Conservative (specifically Republican) attitudes to climate change are analysed in another recent paper Republicans and Climate Change: An Audience Analysis of Predictors for Belief and Policy Preferences by various academics from George Mason, Yale and American Universities. The authors are Justin C. Rolfe-Redding, Edward M Maibach, Lauren Feldman and Anthony A. Lieserowitz and the paper is available at http://ssrn.com/abstract=2026002
Starting from the polling data which shows that Democrats are more likely (79% vs 38%) than Republicans to believe that climate change is occurring, the authors looked at factors which influenced that situation and whether there were opportunities revealed by audience analysis and segmentation to change attitudes. They found that there were Republicans with a robust belief in climate science although other research has also found a strong media effect – for instance, if you watch FOX News you are less likely to believe in climate change. Similar research in Australia would probably find that reading The Australian has a similar effect although, as with all media effect research, we need to keep in mind Veblen’s insight that people choose media because it reflects their views rather than changing their views because of the media they consume.
The paper looks at a host of determinants of attitudes to climate science and reviews much of the research on the subject as well.
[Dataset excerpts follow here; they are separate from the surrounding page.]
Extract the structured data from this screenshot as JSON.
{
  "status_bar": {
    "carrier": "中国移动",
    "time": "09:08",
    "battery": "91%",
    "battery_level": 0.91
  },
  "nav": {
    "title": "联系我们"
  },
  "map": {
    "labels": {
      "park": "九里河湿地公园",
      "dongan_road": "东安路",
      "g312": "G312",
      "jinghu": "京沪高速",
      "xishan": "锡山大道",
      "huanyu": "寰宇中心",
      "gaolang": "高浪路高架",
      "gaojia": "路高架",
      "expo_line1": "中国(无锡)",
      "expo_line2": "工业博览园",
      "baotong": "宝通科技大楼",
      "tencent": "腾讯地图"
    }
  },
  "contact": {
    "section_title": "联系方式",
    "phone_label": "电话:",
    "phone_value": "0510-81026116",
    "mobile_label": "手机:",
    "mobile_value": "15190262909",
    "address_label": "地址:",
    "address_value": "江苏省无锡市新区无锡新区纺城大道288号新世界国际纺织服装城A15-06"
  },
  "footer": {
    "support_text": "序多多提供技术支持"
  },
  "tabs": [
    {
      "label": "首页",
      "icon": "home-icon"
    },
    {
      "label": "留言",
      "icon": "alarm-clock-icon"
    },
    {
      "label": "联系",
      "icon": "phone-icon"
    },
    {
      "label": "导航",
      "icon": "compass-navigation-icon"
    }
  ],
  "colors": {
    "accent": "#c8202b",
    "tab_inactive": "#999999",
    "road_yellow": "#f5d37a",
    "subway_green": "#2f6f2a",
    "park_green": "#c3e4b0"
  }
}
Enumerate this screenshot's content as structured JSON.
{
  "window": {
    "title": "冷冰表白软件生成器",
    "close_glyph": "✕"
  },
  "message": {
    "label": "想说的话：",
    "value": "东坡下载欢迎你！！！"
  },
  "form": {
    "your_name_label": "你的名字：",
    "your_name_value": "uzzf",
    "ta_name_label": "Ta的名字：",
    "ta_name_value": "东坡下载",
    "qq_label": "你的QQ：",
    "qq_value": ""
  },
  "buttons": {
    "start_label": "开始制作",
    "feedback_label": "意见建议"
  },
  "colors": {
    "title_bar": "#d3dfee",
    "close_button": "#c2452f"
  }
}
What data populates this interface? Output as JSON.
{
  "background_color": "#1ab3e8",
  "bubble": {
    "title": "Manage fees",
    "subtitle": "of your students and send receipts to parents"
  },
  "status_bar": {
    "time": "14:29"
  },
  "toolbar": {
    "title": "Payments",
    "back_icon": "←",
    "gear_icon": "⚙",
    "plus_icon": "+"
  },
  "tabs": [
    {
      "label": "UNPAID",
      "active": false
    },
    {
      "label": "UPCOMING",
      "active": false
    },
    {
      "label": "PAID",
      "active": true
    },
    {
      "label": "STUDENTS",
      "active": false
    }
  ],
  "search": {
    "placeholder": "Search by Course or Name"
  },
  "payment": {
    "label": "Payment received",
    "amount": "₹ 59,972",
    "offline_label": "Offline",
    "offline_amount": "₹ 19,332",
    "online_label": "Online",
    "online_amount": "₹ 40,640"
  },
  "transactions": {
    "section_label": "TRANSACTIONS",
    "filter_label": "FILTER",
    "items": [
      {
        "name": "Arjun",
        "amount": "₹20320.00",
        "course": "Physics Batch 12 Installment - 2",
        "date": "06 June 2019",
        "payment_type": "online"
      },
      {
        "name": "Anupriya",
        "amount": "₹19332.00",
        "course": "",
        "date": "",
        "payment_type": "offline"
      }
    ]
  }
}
The review reveals that “many Republicans who believe in climate change remain silent because they fear their views are in a minority within their own party, further relegating the debate to vocal critics of climate change”.
Australia’s conservatives are in the reverse position of course, where most climate science denialists (among politicians at least) have to pretend that they believe and will take action even while there is a chorus of business leaders and a few clerics (Cardinal Pell for instance) who proselytise against climate science – all supported by systematic and sophisticated global PR campaigns.
Of course, reflecting on the differences between conservatives in various countries it is interesting to look at some current differences between Republicans, Liberals, and David Cameron’s Tories. Cameron’s party is serious about climate change and supports a price on carbon, is about to legalise gay marriage and UK Foreign Secretary, William Hague, has just commented on the Israeli-Palestinian conflict saying: “Systematic, illegal Israeli settlement activity poses the most significant and live threat to the viability of the two-state solution. The Israeli government’s policy is illegal under international law, counter-productive, destabilising and provocative.” (The Age 6-7 April 2012) Just imagine a US Republican presidential candidate, a Liberal Shadow Minister or even an ALP Foreign Minister saying the same thing. At this rate we will all have to be very precise about when we use the word Tory and about whom.